In Maharashtra, his victory has left the state government on uncertain ground. Soon after the last results were known—that included defeat in Mumbai North-Central where his constituency, Dadar, falls—Chief Minister Manohar Joshi visited Thackeray and handed in a letter seeking permission to resign. That Thackeray dumped the letter saves Joshi for the moment, but it does not make his case any easier.
THOUGH Pawar has reiterated that there is no intention of dismissing the state government if the Congress takes over at the Centre, there is the prospect of party rebels—Independent MLAs who support the state government—returning to the fold, and splits in both the BJP and Sena. Thackeray says this is the only way the government would fall, if it does. "I see no possibility of the party breaking or of dismissal. Before the election he (Pawar) said if the Congress takes over we would be dismissed. Now he is not saying so as he knows we will gain sympathy," says Joshi.
The Sena which won six seats, down from 15 in 1996, and the BJP which won four seats (down from 18 in 1996) deny the "anti-establishment" factor. But some party leaders attribute the loss to the excesses of the Thackeray family, and the Sena chief's recent softening towards Muslims which lost him the hardline Hindu vote.

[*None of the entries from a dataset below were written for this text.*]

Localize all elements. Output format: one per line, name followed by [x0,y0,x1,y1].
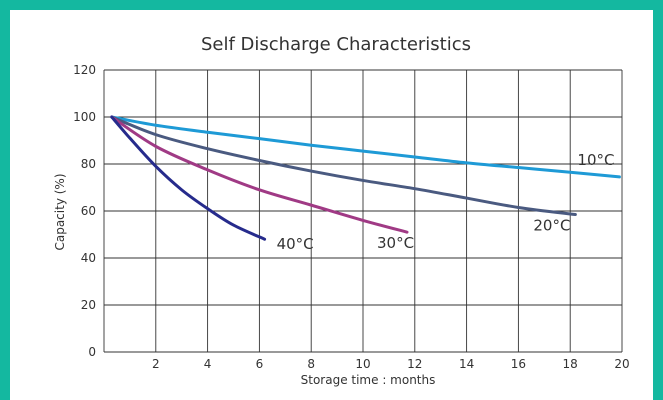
x-tick-label: 10 [355,357,370,371]
y-axis-ticks: 0 20 40 60 80 100 120 [73,63,96,359]
y-tick-label: 60 [81,204,96,218]
x-axis-ticks: 2 4 6 8 10 12 14 16 18 20 [152,357,630,371]
series-label: 30°C [377,234,414,252]
series-label: 40°C [277,235,314,253]
x-tick-label: 16 [511,357,526,371]
x-tick-label: 8 [307,357,315,371]
y-tick-label: 100 [73,110,96,124]
y-axis-label: Capacity (%) [53,173,67,250]
y-tick-label: 20 [81,298,96,312]
y-tick-label: 80 [81,157,96,171]
x-tick-label: 2 [152,357,160,371]
y-tick-label: 0 [88,345,96,359]
series-line [110,115,267,241]
x-tick-label: 18 [563,357,578,371]
series-labels: 10°C 20°C 30°C 40°C [277,151,615,253]
series-line [110,115,577,217]
y-tick-label: 40 [81,251,96,265]
x-tick-label: 20 [614,357,629,371]
x-tick-label: 14 [459,357,474,371]
chart-title: Self Discharge Characteristics [201,34,471,55]
y-tick-label: 120 [73,63,96,77]
x-tick-label: 6 [256,357,264,371]
x-tick-label: 4 [204,357,212,371]
x-tick-label: 12 [407,357,422,371]
series-lines [110,115,621,241]
grid [103,69,623,353]
series-line [110,115,409,234]
series-label: 10°C [577,151,614,169]
series-label: 20°C [533,217,570,235]
series-line [110,115,621,179]
x-axis-label: Storage time : months [301,373,436,387]
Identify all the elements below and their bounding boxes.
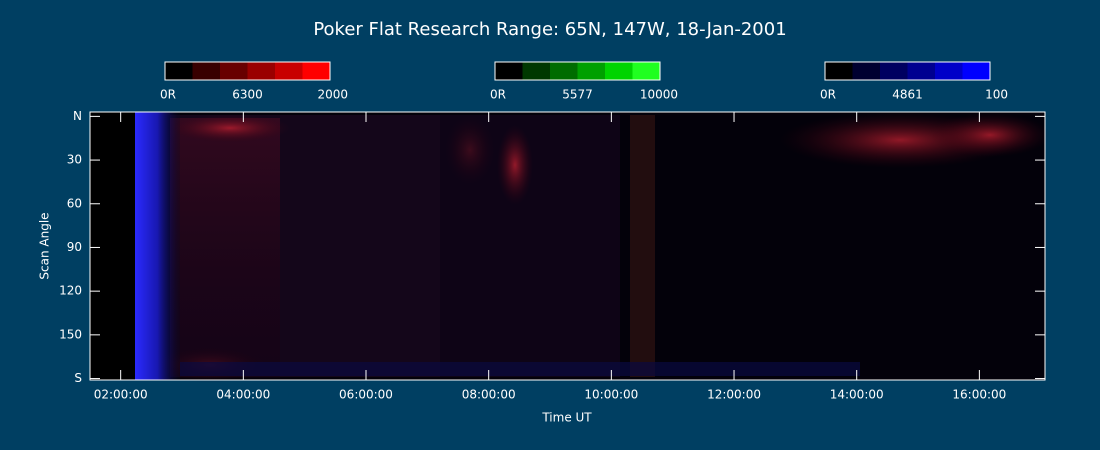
plot-frame <box>89 111 1046 381</box>
x-axis-label: Time UT <box>541 411 592 425</box>
colorbar-name: 6300 <box>232 88 263 102</box>
colorbar-name: 5577 <box>562 88 593 102</box>
colorbar-swatch <box>165 62 193 80</box>
x-tick-label: 08:00:00 <box>462 388 516 402</box>
x-tick-label: 12:00:00 <box>707 388 761 402</box>
colorbar-max-label: 2000 <box>317 88 348 102</box>
colorbar-swatch <box>852 62 880 80</box>
keogram-image <box>90 112 1050 383</box>
colorbar-frame <box>494 61 661 81</box>
x-tick-label: 02:00:00 <box>94 388 148 402</box>
y-axis-label: Scan Angle <box>38 212 52 279</box>
colorbar-swatch <box>935 62 963 80</box>
y-tick-label: N <box>73 109 82 123</box>
colorbar-max-label: 100 <box>985 88 1008 102</box>
colorbar-frame <box>164 61 331 81</box>
colorbar-swatch <box>275 62 303 80</box>
colorbar-swatch <box>302 62 330 80</box>
y-tick-label: 120 <box>59 284 82 298</box>
x-tick-label: 04:00:00 <box>216 388 270 402</box>
colorbar-name: 4861 <box>892 88 923 102</box>
colorbar-swatch <box>880 62 908 80</box>
x-tick-label: 14:00:00 <box>830 388 884 402</box>
y-tick-label: S <box>74 371 82 385</box>
y-tick-label: 60 <box>67 196 82 210</box>
colorbar-swatch <box>907 62 935 80</box>
colorbar-swatch <box>962 62 990 80</box>
colorbar-swatch <box>220 62 248 80</box>
colorbar-swatch <box>577 62 605 80</box>
colorbar-swatch <box>550 62 578 80</box>
colorbar-swatch <box>192 62 220 80</box>
x-tick-label: 06:00:00 <box>339 388 393 402</box>
colorbar-swatch <box>247 62 275 80</box>
chart-title: Poker Flat Research Range: 65N, 147W, 18… <box>313 19 786 40</box>
x-tick-label: 10:00:00 <box>584 388 638 402</box>
x-tick-label: 16:00:00 <box>952 388 1006 402</box>
colorbar-frame <box>824 61 991 81</box>
colorbar-min-label: 0R <box>490 88 506 102</box>
colorbar-max-label: 10000 <box>640 88 678 102</box>
colorbar-swatch <box>495 62 523 80</box>
colorbar-swatch <box>632 62 660 80</box>
y-tick-label: 150 <box>59 327 82 341</box>
y-tick-label: 30 <box>67 153 82 167</box>
colorbar-swatch <box>522 62 550 80</box>
colorbar-min-label: 0R <box>820 88 836 102</box>
colorbar-swatch <box>605 62 633 80</box>
colorbar-swatch <box>825 62 853 80</box>
colorbar-min-label: 0R <box>160 88 176 102</box>
y-tick-label: 90 <box>67 240 82 254</box>
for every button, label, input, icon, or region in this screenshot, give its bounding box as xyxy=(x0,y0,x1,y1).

Joshi, however, offers four reasons for the poll performance: the consolidation of RPI and SP votes; unity in the Congress; a catalytic effect in Sonia's state rallies and the fact that the results of some of the major projects started by the ruling alliance will take a while to materialise. "Like our major drinking water projects, over the next two years, these will bear fruit and people will certainly give us a mandate again."
The election results have initiated, as one party MP puts it, "a massive clean-up process". After meetings with the BJP, a reshuffle is on the cards and some ministers may be dropped. "This was on the cards earlier, we couldn't do anything because of the polls. But there will be no major changes," says Joshi. His party has been adamant in its dismissal of the anti-establishment factor, backing its stand with statistics: in 18 of the constituencies it contested, Sena candidates have actually polled more votes than they did in 1996. But all the argument will not help re-paint a picture, where a third of the electorate—Dalits and minorities—has forsaken the saffron fold.